When there are a couple of thousand funds to choose from, do-it-yourself investors face an overwhelming amount of choice; but help is at hand to condense the list down to a shortlist.
At Money Observer, for example, we help readers focus their sights towards what we regarded as the superior options. In our annual fund directory Your Fund Choices 2018, available at leading newsagents from 8 February 2018, we provide full details of the 199 Rated Funds and investment trusts selected by the Money Observer team of experts. We also include a selection of 63 of the best passive funds and ETFs.
Moreover, various brokers, including Hargreaves Lansdown and The Share Centre, have their own recommended fund lists, while in addition most platforms also keep tabs on the most popular investments among their clientele.
But while there’s a certain comfort factor behind following the crowd, when it comes to funds, size matters – a point acknowledged by Adrian Gosden, who until last summer was co-manager of the £6.3 billion Artemis Income fund, a position he had held for nearly 14 years.
Gosden now runs the GAM UK Equity Income fund, which has just £21 million in assets under management, having launched last October. He is therefore well placed to spell out the challenges faced by fund managers who run billions of pounds of investors’ money.
A point often made by fund analysts is that the bigger a fund becomes, the more difficult it is to move the needle and outperform peers and indeed the wider market. In contrast smaller funds, which are more nimble and flexible, have a structural advantage.
‘I wouldn’t say it is harder to outperform running a big fund; it is just a different job,’ says Gosden. ‘For instance, when wanting to buy or sell a share you have to plan your entry and exits in a completely different way – you have to enter and leave earlier than you would like, whereas with my new fund, if want to sell one of my holdings I can do so tomorrow.’
Moreover, Gosden points out that running a smaller fund means he has more flexibility to invest in smaller-sized businesses. His new fund has half the portfolio in large caps, 35 per cent in mid cap names and 15 per cent in smaller companies.
In contrast, larger funds are more constrained. Big funds need to own a significant portion of a smaller company for it to be a meaningful position in the portfolio.

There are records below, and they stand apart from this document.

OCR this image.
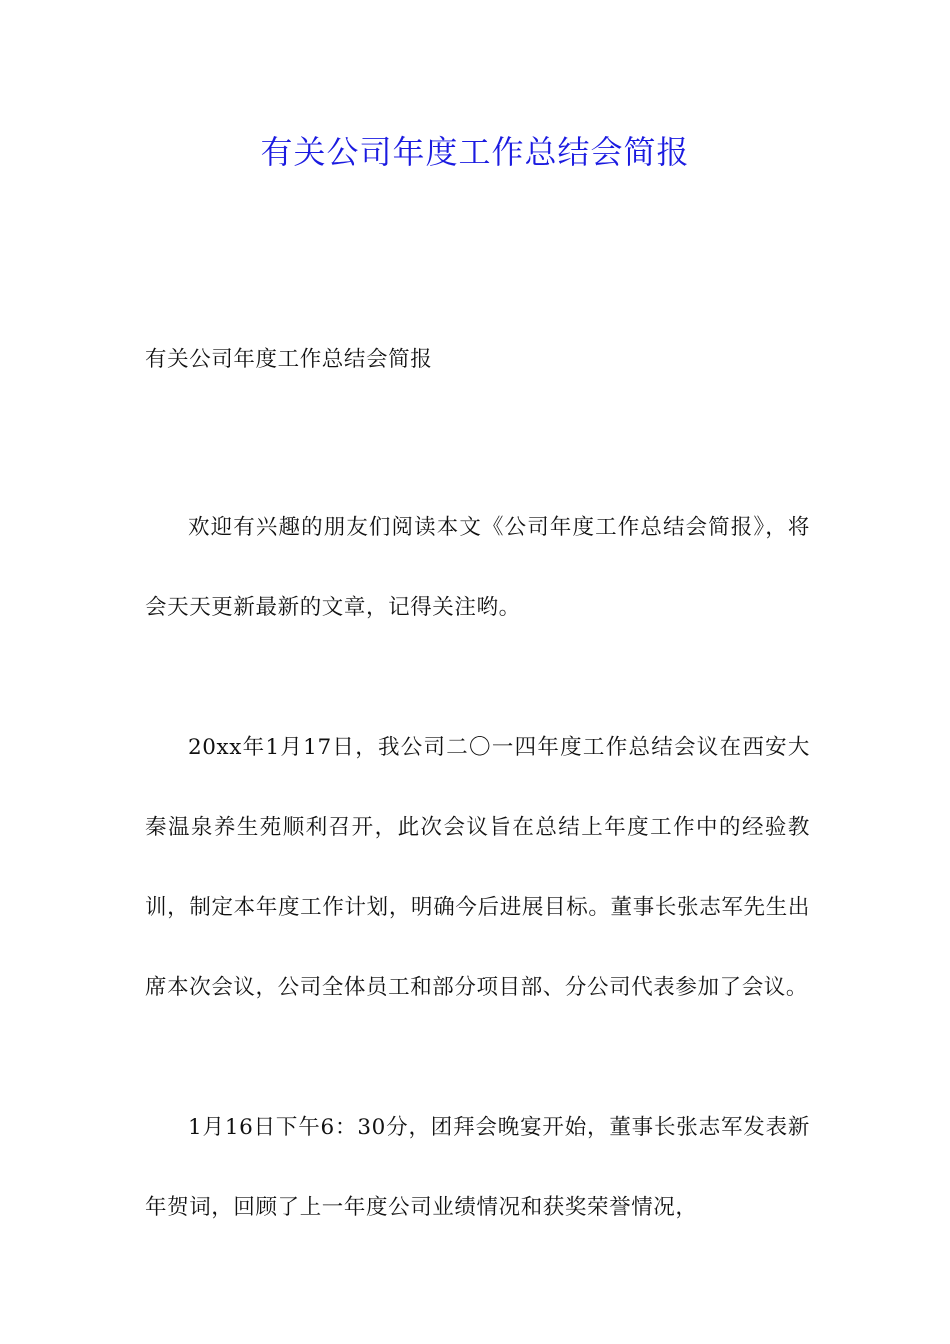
有关公司年度工作总结会简报

有关公司年度工作总结会简报

欢迎有兴趣的朋友们阅读本文《公司年度工作总结会简报》，将会天天更新最新的文章，记得关注哟。

20xx年1月17日，我公司二〇一四年度工作总结会议在西安大秦温泉养生苑顺利召开，此次会议旨在总结上年度工作中的经验教训，制定本年度工作计划，明确今后进展目标。董事长张志军先生出席本次会议，公司全体员工和部分项目部、分公司代表参加了会议。

1月16日下午6：30分，团拜会晚宴开始，董事长张志军发表新年贺词，回顾了上一年度公司业绩情况和获奖荣誉情况，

The biggest problem for big funds, however, arises when they become forced sellers in order to meet redemptions. Quite often investors rush to the exits when performance takes a turn for the worse, but this in itself can create a vicious circle. Gosden points out that fund managers who are having to return cash to investors ‘are selling their own portfolios’.
He adds: ‘Running a big fund also means having bigger stakes in companies, and you can end up being the biggest shareholder. If you want to sell, the market can work out that the biggest shareholder is selling [and that causes the share price to fall as other investors sell too].’